More funds, resources need to be allocated toward LGBTQIA Resource Center, other student services
UC Davis is celebrating Pride Month throughout May, with this year’s theme being “Collective Healing for Liberation: Healing Our Past, Embracing Our Present, Reclaiming Our Future.” Pride Month is “dedicated to bringing visibility, empowerment, and knowledge to our communities,” according to the LGBTQIA Resource Center website. A calendar on the website details various events and activities throughout May, including free anonymous HIV testing, movement healing, community-led sex ed and sound meditation.
Even though UC Davis offers resources — such as the LGBTQIA Resource Center, the Women’s Resources and Research Center and Student Health and Counseling Services — both the number of staff and their times of availability are not adequate for the large number of students attending our university. Institutional policies continue to marginalize communities and threaten the well-being of students. UC Davis needs to do more than simply hang a pride flag or change its Instagram profile picture. Counselors also need to be better equipped to discuss and handle LGBTQIA-sensitive topics, and the university needs to allocate more monetary and structural support to the student staff centers that provide critical resources for our campus community. The Cross Cultural Center, for example, should have more funds allocated toward it rather than face budget cuts. Additionally, the Health Education and Promotion program needs to provide more anonymous HIV testing, as there are only three days per quarter during which it is offered at the LGBTQIA Resource Center.
The university also needs to help transgender people facilitate the process of changing their preferred names on identity documents, including those for FAFSA and scholarships. Students should be able to go to class without fearing being called their dead names or be marked down as a different gender than the one with which they identify. And although UC Davis has some gender-neutral bathrooms — such as in freshman dorms, the Student Community Center and the Memorial Union — it needs to implement more of these around campus so that students don’t feel harassed or threatened by the social stigmas surrounding anything that slightly deviates from the societal norms.

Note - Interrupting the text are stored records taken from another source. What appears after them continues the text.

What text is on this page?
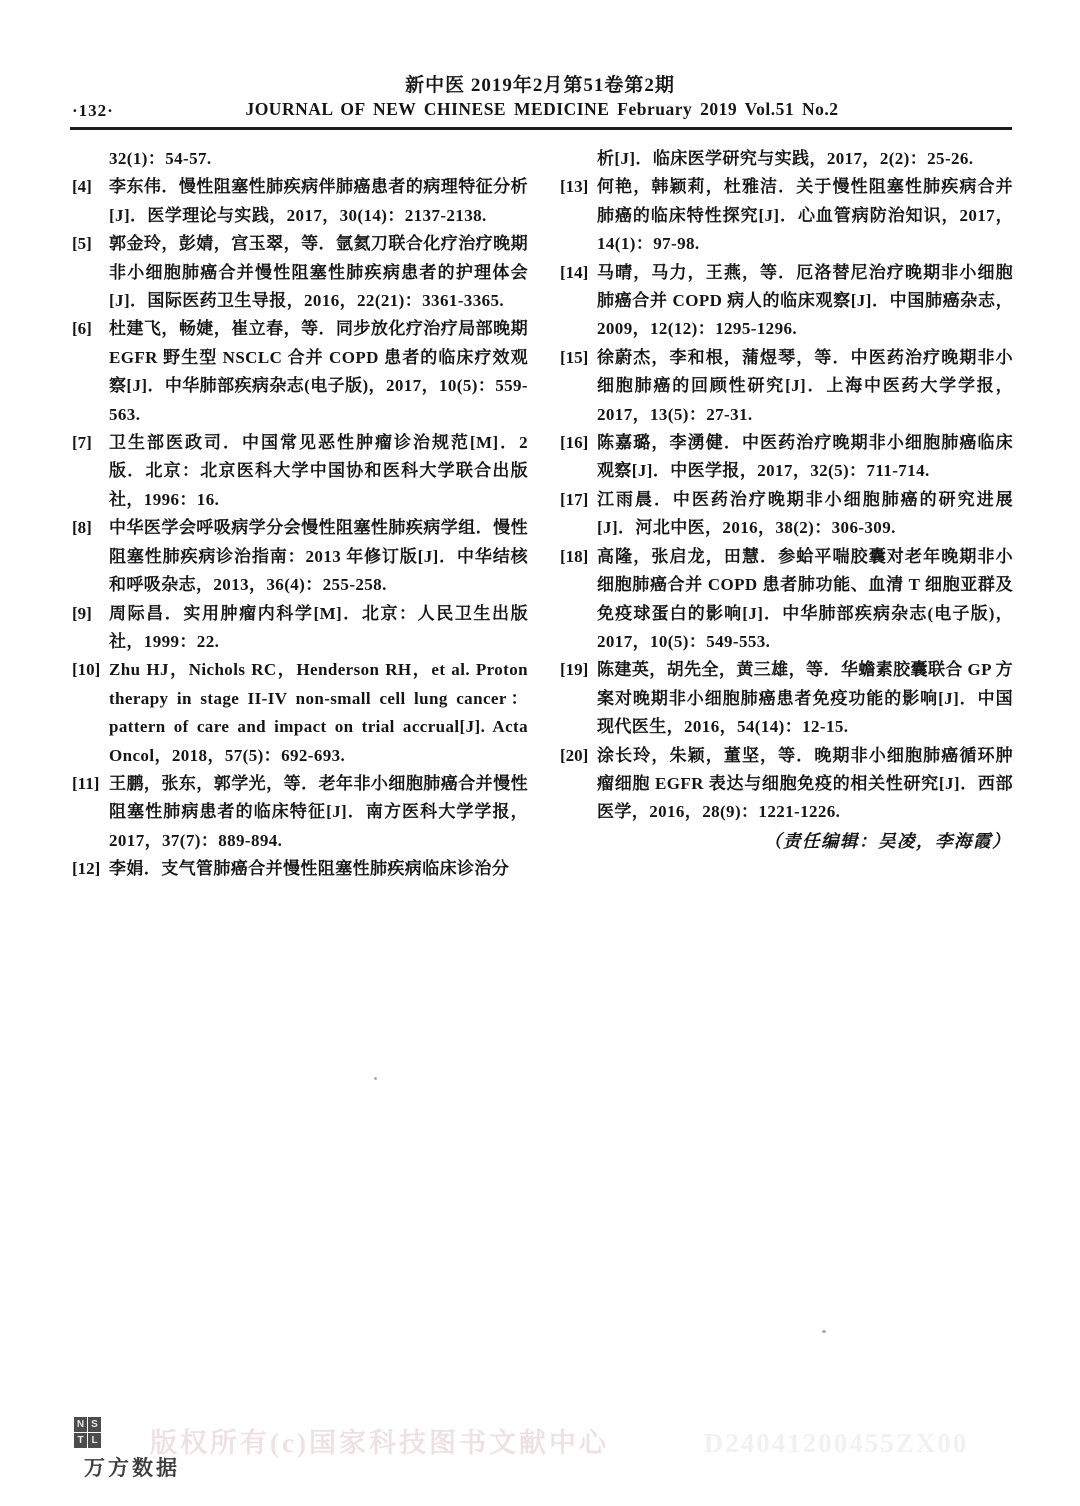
新中医 2019年2月第51卷第2期
·132·	JOURNAL OF NEW CHINESE MEDICINE February 2019 Vol.51 No.2
32(1)：54-57.
[4]	李东伟．慢性阻塞性肺疾病伴肺癌患者的病理特征分析[J]．医学理论与实践，2017，30(14)：2137-2138.
[5]	郭金玲，彭婧，宫玉翠，等．氩氦刀联合化疗治疗晚期非小细胞肺癌合并慢性阻塞性肺疾病患者的护理体会[J]．国际医药卫生导报，2016，22(21)：3361-3365.
[6]	杜建飞，畅婕，崔立春，等．同步放化疗治疗局部晚期 EGFR 野生型 NSCLC 合并 COPD 患者的临床疗效观察[J]．中华肺部疾病杂志(电子版)，2017，10(5)：559-563.
[7]	卫生部医政司．中国常见恶性肿瘤诊治规范[M]．2 版．北京：北京医科大学中国协和医科大学联合出版社，1996：16.
[8]	中华医学会呼吸病学分会慢性阻塞性肺疾病学组．慢性阻塞性肺疾病诊治指南：2013 年修订版[J]．中华结核和呼吸杂志，2013，36(4)：255-258.
[9]	周际昌．实用肿瘤内科学[M]．北京：人民卫生出版社，1999：22.
[10] Zhu HJ，Nichols RC，Henderson RH，et al. Proton therapy in stage II-IV non-small cell lung cancer：pattern of care and impact on trial accrual[J]. Acta Oncol，2018，57(5)：692-693.
[11] 王鹏，张东，郭学光，等．老年非小细胞肺癌合并慢性阻塞性肺病患者的临床特征[J]．南方医科大学学报，2017，37(7)：889-894.
[12] 李娟．支气管肺癌合并慢性阻塞性肺疾病临床诊治分
析[J]．临床医学研究与实践，2017，2(2)：25-26.
[13] 何艳，韩颖莉，杜雅洁．关于慢性阻塞性肺疾病合并肺癌的临床特性探究[J]．心血管病防治知识，2017，14(1)：97-98.
[14] 马晴，马力，王燕，等．厄洛替尼治疗晚期非小细胞肺癌合并 COPD 病人的临床观察[J]．中国肺癌杂志，2009，12(12)：1295-1296.
[15] 徐蔚杰，李和根，蒲煜琴，等．中医药治疗晚期非小细胞肺癌的回顾性研究[J]．上海中医药大学学报，2017，13(5)：27-31.
[16] 陈嘉璐，李湧健．中医药治疗晚期非小细胞肺癌临床观察[J]．中医学报，2017，32(5)：711-714.
[17] 江雨晨．中医药治疗晚期非小细胞肺癌的研究进展[J]．河北中医，2016，38(2)：306-309.
[18] 高隆，张启龙，田慧．参蛤平喘胶囊对老年晚期非小细胞肺癌合并 COPD 患者肺功能、血清 T 细胞亚群及免疫球蛋白的影响[J]．中华肺部疾病杂志(电子版)，2017，10(5)：549-553.
[19] 陈建英，胡先全，黄三雄，等．华蟾素胶囊联合 GP 方案对晚期非小细胞肺癌患者免疫功能的影响[J]．中国现代医生，2016，54(14)：12-15.
[20] 涂长玲，朱颖，董坚，等．晚期非小细胞肺癌循环肿瘤细胞 EGFR 表达与细胞免疫的相关性研究[J]．西部医学，2016，28(9)：1221-1226.
（责任编辑：吴凌，李海霞）
N S
T L 版权所有(c)国家科技图书文献中心	D24041200455ZX00
万方数据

Students, staff and faculty need to be better educated when it comes to inclusive language, as to not be offensive to certain groups of people. Everyone should be able to feel safe and included, no matter how they identify. Actions speak louder than words, and UC Davis needs to make more of an effort in taking concrete, actionable steps rather than merely sending out an email or posting a photo. Last month, Gary May released an open letter calling on the FDA to overturn the restrictions it places on men who have had sex with men donating blood. Although statements of solidarity or support are important, they don’t replace material actions that tangibly improve the lives of LGBTQIA students, faculty and staff.
The Editorial Board commends those advocating for better resources and outreach to students, and demands that the university and top-ranking officials make more of an effort to support its students so that UC Davis can be the inclusive university it claims to be.